Over a decade ago, Sammet and a friend were heading to a football game and the friend lit up a joint. Sammet, who doesn’t smoke cannabis, wondered aloud his friend would sustain the buzz during the game. There was a tin of Copenhagen in the car.
“I look over at my buddy and I tell him, ‘Gosh, we’re going to have to put the damn pot and mix it with the chewing tobacco so you can go in the game and get nice and high, and it’s on your time. It’s more mellow, casual,” he recalled.
After calling Mandel about it, the two decided there might be something to the idea. There is a burgeoning scientific effort to find new ways to deliver THC, and through mutual friends the two met Chemist Leslie Norris.
The main barrier to such a product had always been the difficulty of making THC water-soluble. Most edibles use fat or oil for the transmission of THC, which is then absorbed by the liver and is why the THC takes so long to reach the brain.
But in a pouch, said Sammet, “the medium was super discreet, and there was technology there to make it happen.” And the chemist had a way.
When you put a Cannadips pouch in your lip, you don’t need to spit out the saliva like with chewing tobacco—you begin to feel the effects within about 15 minutes. Some of the THC is absorbed by the liver, as with regular edibles, but the THC is absorbed sublingually also.
The person can then throw the packet away, and nobody around is any wiser. The effect lasts about two hours, and Cannadips says it is different from the effect with edibles, which tends to produce a “couch-lock” effect.
It doesn’t taste or smell like cannabis. Flavors include citrus, mint and coffee bourbon with maple syrup.
“It’s perfect for people who need something throughout the day, which isn’t going to create a disassociation,” Sammet said. “It’s going to give them a lucid, upbeat, very high-functioning experience.
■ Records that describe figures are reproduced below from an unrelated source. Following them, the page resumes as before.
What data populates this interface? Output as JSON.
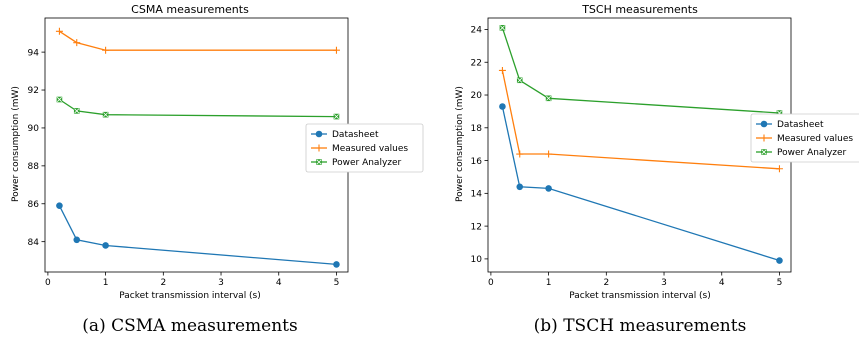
{
  "colors": {
    "Datasheet": "#1f77b4",
    "Measured values": "#ff7f0e",
    "Power Analyzer": "#2ca02c"
  },
  "chart_data": [
    {
      "type": "line",
      "title": "CSMA measurements",
      "xlabel": "Packet transmission interval (s)",
      "ylabel": "Power consumption (mW)",
      "xlim": [
        -0.05,
        5.2
      ],
      "ylim": [
        82.4,
        95.8
      ],
      "xticks": [
        "0",
        "1",
        "2",
        "3",
        "4",
        "5"
      ],
      "yticks": [
        "84",
        "86",
        "88",
        "90",
        "92",
        "94"
      ],
      "legend": "center-right",
      "grid": false,
      "series": [
        {
          "name": "Datasheet",
          "marker": "circle",
          "x": [
            0.2,
            0.5,
            1,
            5
          ],
          "values": [
            85.9,
            84.1,
            83.8,
            82.8
          ]
        },
        {
          "name": "Measured values",
          "marker": "plus",
          "x": [
            0.2,
            0.5,
            1,
            5
          ],
          "values": [
            95.1,
            94.5,
            94.1,
            94.1
          ]
        },
        {
          "name": "Power Analyzer",
          "marker": "x-square",
          "x": [
            0.2,
            0.5,
            1,
            5
          ],
          "values": [
            91.5,
            90.9,
            90.7,
            90.6
          ]
        }
      ]
    },
    {
      "type": "line",
      "title": "TSCH measurements",
      "xlabel": "Packet transmission interval (s)",
      "ylabel": "Power consumption (mW)",
      "xlim": [
        -0.05,
        5.2
      ],
      "ylim": [
        9.2,
        24.7
      ],
      "xticks": [
        "0",
        "1",
        "2",
        "3",
        "4",
        "5"
      ],
      "yticks": [
        "10",
        "12",
        "14",
        "16",
        "18",
        "20",
        "22",
        "24"
      ],
      "legend": "right",
      "grid": false,
      "series": [
        {
          "name": "Datasheet",
          "marker": "circle",
          "x": [
            0.2,
            0.5,
            1,
            5
          ],
          "values": [
            19.3,
            14.4,
            14.3,
            9.9
          ]
        },
        {
          "name": "Measured values",
          "marker": "plus",
          "x": [
            0.2,
            0.5,
            1,
            5
          ],
          "values": [
            21.5,
            16.4,
            16.4,
            15.5
          ]
        },
        {
          "name": "Power Analyzer",
          "marker": "x-square",
          "x": [
            0.2,
            0.5,
            1,
            5
          ],
          "values": [
            24.1,
            20.9,
            19.8,
            18.9
          ]
        }
      ]
    }
  ],
  "captions": [
    "(a) CSMA measurements",
    "(b) TSCH measurements"
  ]
}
They don’t have the obstacles to trying to get a dose in while they’re out there on a daily basis.” Cannadips currently comes in 10mg doses, though there are plans for a stronger version. The company is also developing a CBD version, which could be available in multiple states. They’re working with a national distributor that provides tobacco to convenience stores and shops “to begin bringing CBD products to mainstream America.”
There are also uncertainties going forward, as California works to enact regulations on the cannabis industry. Cannadips hopes to help convince regulators and lawmakers that it shouldn’t be held to the same standards as edibles, because there’s no danger of eating too much.
Said Mandel, “This is a medically-infused product, and it’s in a category of its own.”